From the current process situation, TSMC’s promise is a 40% power reduction for 10nm FF compared to its 16nm FF, but so far TSMC has not shipped any Cortex-A75 products in actual production; in fact, only Samsung’s 10nm LPP has produced Snapdragon 845 processors related to Cortex-A75, and some data suggest that Samsung’s process may slightly outperform TSMC’s 10nm FF.
In terms of energy consumption, ARM cites the performance metrics of SEPCint2006, speculating that ARM used the 2.8GHz Cortex-A75 as a reference in this comparison; if ARM were to compare it with Snapdragon 845, it would likely be comparable to a 2.4GHz Cortex-A76, considering the process improvements, leaving about a 15% architectural advantage for Cortex-A76. However, since Cortex-A76’s goal is a 35% performance increase, as we have seen, increasing frequency to gain performance does not lead to linear growth in power consumption, so the advantage in power consumption and efficiency may quickly diminish at peak performance.
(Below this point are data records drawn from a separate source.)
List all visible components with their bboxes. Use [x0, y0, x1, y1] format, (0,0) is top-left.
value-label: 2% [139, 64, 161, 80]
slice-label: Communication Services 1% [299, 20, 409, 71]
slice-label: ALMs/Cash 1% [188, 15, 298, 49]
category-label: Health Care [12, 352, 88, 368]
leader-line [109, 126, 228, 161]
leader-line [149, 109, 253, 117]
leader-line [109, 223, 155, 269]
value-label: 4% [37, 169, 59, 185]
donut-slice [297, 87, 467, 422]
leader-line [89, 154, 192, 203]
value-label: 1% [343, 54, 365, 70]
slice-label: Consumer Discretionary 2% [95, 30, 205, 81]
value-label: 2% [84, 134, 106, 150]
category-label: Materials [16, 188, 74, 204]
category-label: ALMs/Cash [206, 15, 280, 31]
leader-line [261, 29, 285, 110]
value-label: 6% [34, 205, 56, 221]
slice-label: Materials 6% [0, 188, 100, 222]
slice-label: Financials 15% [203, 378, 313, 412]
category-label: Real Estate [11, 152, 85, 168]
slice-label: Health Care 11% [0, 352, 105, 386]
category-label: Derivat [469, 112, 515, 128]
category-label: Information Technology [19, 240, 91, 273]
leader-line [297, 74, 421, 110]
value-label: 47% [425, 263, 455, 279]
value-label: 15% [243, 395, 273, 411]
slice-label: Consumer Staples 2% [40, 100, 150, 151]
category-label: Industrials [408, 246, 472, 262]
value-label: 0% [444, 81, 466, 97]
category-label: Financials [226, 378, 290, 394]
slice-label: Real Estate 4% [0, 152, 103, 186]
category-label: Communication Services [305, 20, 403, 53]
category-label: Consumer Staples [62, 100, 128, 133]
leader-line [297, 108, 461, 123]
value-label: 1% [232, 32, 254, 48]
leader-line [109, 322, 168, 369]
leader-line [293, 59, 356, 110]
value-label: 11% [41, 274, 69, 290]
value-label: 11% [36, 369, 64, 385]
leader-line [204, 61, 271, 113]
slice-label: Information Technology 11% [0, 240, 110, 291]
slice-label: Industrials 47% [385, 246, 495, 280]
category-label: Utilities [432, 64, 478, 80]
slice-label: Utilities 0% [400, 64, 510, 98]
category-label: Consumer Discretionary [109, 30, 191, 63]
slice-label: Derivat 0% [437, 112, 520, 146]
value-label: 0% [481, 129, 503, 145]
Considering all factors, we believe that the 7nm Cortex-A76 exhibits a slight advantage in energy efficiency at peak performance, which is a very important metric. If we take a more conservative view, at 2.5GHz, the energy efficiency advantage of Cortex-A76 compared to Cortex-A73 and Cortex-A75 will expand to 30%.
Overall, the energy efficiency (energy efficiency ratio) of Cortex-A76 is very high, but it can also be a design controlled by TDP, with high TDP at peak performance, but such processors are often not used in small devices like phones because they need lower frequencies to better control heat. For devices like laptops, Cortex-A76 can use higher frequencies to obtain better performance, as larger devices have better performance in cooling and power supply.
Foundation for the Next Two Generations of Processors
Cortex-A76 is not a huge architecture but is balanced in various aspects. In addition to performance improvements, Cortex-A76 pays great attention to power efficiency in almost every design step, and ARM hopes to achieve an architecture that can have the best of both worlds.
Currently, two manufacturers are collaborating with ARM on products related to Cortex-A76, and relevant products are expected to be released by the end of this year. Among them, Huawei HiSilicon is one of the most important partners, and Qualcomm may also adopt Cortex-A76 in its next-generation products. As for Samsung, since Cortex-A76 does not significantly surpass M3, after improving M3’s power efficiency, Samsung may further launch M4 and may not use ARM’s public version or modified version.
According to ARM’s planning, Cortex-A76 will serve as the foundation for the next two generations of processors, meaning that future new architectures will be developed based on Cortex-A76 to improve performance or enhance energy efficiency. According to ARM’s data, they hope their product’s annual compound growth rate will be 25%, which means that in the coming years, mobile SoCs are expected to catch up with the performance of PC processors, making the market more interesting.